The cannabinoids may also serve as a purely mechanical defense. A tiny creature crossing the leaf surface could rupture the tenuously attached globular resin reservoirs of the glandular trichomes (Ledbetter and Krikorian 1975) and become ensnared in resin. A sizable chewing insect, if able to overcome these defenses, would still have difficulty chewing the gummy resin, along with the cystolithic trichomes and silicified covering trichomes also present on the leaf. The utility of these epidermal features as insect antifeedants is also inferable from their predominant occurrence on the insect-favored abaxial leaf surface. Although the above strategies represent a seemingly sophisticated system, many other plants (Levin 1973) and even arthropods (Eisner 1970) utilize similar defense mechanisms, often employing identical terpenes!
Competition
Terpenes may also help to suppress the growth of surrounding vegetation (Muller and Hauge 1967, Muller et al. 1964). Haney and Bazzaz (1970) speculated that such a mechanism may be operative in Cannabis. They further ventured that since the production of terpenes is not fully developed in very young plants, this may explain their inability to compete successfully with other vegetation until more mature. The observation (Latta and Eaton 1975) of increased THC production by plants in competition with surrounding vegetation "at a time in the growing season when moisture was not limiting", may indicate a stimulus for cannabinoid production beyond that of simple water stress.
Bacteria and fungi
The cannabinoids may serve as a protectant against microorganisms. Cannabis preparations have long served as medicines (apart from their psychoactive properties) and are effective against a wide variety of infectious diseases (Kabelic et al. 1960, Mikuriya 1969). These antibiotic properties have been demonstrated with both Cannabis extracts (Ferenczy et al. 1958, Kabelic et al. 1960, Radosevic et al. 1962) and a variety of isolated cannabinoids (ElSohly et al. 1982, Farkas and Andrassy 1976, Gal and Vajda 1970, Van Klingeren and Ten Ham 1976). CBG has been compared (Mechoulam and Gaoni 1965) in both "structure and antibacterial properties to grifolin, an antibiotic from the basidiomycete Grifolia conflens." Ferency (1956) has demonstrated the antibiotic properties of Cannabis seed, a factor that may aid its survival when overwintering. Adherent resin on the seed surface, as well as a surrounding mulch of spent Cannabis leaves, may serve in this regard.

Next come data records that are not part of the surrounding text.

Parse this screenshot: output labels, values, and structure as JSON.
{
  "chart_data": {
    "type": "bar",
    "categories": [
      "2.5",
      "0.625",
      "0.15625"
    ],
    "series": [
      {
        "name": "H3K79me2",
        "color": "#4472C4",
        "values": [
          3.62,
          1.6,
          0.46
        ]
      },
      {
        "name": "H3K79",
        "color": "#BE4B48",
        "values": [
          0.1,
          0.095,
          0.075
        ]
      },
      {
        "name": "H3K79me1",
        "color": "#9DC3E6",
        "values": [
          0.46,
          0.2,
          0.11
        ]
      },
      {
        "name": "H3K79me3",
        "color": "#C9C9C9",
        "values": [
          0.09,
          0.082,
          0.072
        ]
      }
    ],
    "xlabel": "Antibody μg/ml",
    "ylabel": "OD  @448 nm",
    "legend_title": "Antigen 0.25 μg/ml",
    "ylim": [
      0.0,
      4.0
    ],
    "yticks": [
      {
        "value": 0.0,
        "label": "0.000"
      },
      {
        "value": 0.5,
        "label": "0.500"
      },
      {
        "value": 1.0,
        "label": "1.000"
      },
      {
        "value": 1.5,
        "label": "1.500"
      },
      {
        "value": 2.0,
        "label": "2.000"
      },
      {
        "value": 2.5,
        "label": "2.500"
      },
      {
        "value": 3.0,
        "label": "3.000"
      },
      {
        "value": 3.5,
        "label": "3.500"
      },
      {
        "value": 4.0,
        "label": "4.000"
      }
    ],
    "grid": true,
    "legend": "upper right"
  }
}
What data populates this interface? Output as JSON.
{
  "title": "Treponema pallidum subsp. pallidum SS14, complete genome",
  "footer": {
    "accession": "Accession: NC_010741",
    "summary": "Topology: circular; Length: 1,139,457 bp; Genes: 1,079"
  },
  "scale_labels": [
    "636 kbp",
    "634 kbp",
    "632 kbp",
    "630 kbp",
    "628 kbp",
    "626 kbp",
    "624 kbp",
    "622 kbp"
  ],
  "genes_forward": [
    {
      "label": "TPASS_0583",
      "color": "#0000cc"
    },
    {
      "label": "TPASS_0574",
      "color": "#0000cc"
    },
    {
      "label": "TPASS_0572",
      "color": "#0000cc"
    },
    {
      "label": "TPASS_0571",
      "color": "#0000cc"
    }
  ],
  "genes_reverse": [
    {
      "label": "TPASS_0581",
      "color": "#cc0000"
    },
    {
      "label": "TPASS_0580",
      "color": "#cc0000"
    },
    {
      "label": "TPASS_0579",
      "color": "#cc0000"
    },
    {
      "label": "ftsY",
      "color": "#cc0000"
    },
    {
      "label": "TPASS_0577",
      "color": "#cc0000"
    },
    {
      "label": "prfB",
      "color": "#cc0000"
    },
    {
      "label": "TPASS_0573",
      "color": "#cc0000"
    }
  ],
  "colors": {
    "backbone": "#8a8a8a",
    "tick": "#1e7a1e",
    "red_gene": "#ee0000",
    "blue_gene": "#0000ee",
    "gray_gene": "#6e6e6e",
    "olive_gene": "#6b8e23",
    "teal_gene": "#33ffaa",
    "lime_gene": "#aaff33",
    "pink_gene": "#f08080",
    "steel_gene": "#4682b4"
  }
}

Some of the many fungal pathogens that affect Cannabis include Alternaria alterata (Haney and Kutsheid 1975), Ascochyta prasadii (Shukla and Pathak 1967), Botryosphaeria marconii (Charles and Jenkins 1914), Cercospora cannabina and C. cannabis (Lentz et al. 1974), Fusarium oxysporum (McCain and Noviello 1985), Phoma sp. (Srivastava and Naithani 1979) and Phomopsis ganjae (McPartland 1984).
While A. alterata attacks Illinois Cannabis and destroys 2.8-45.5% of the seed (Haney and Kutsheid 1975), the balance of these species are leaf spot diseases. McPartland (1984) has demonstrated the inhibitory effects of THC and CBD on Phomopsis ganjae. However, De Meijer et al. (1992), in evaluating a large collection of Cannabis genotypes, did not find a correlation between cannabinoid content and the occurence of Botrytis. Fungal evolution of a mechanism for overcoming the plant's cannabinoid defenses may be responsible for their success as pathogens. Indeed, some have been demonstrated to metabolize THC and other cannabinoids (Binder 1976, Binder and Popp 1980, Robertson et al. 1975).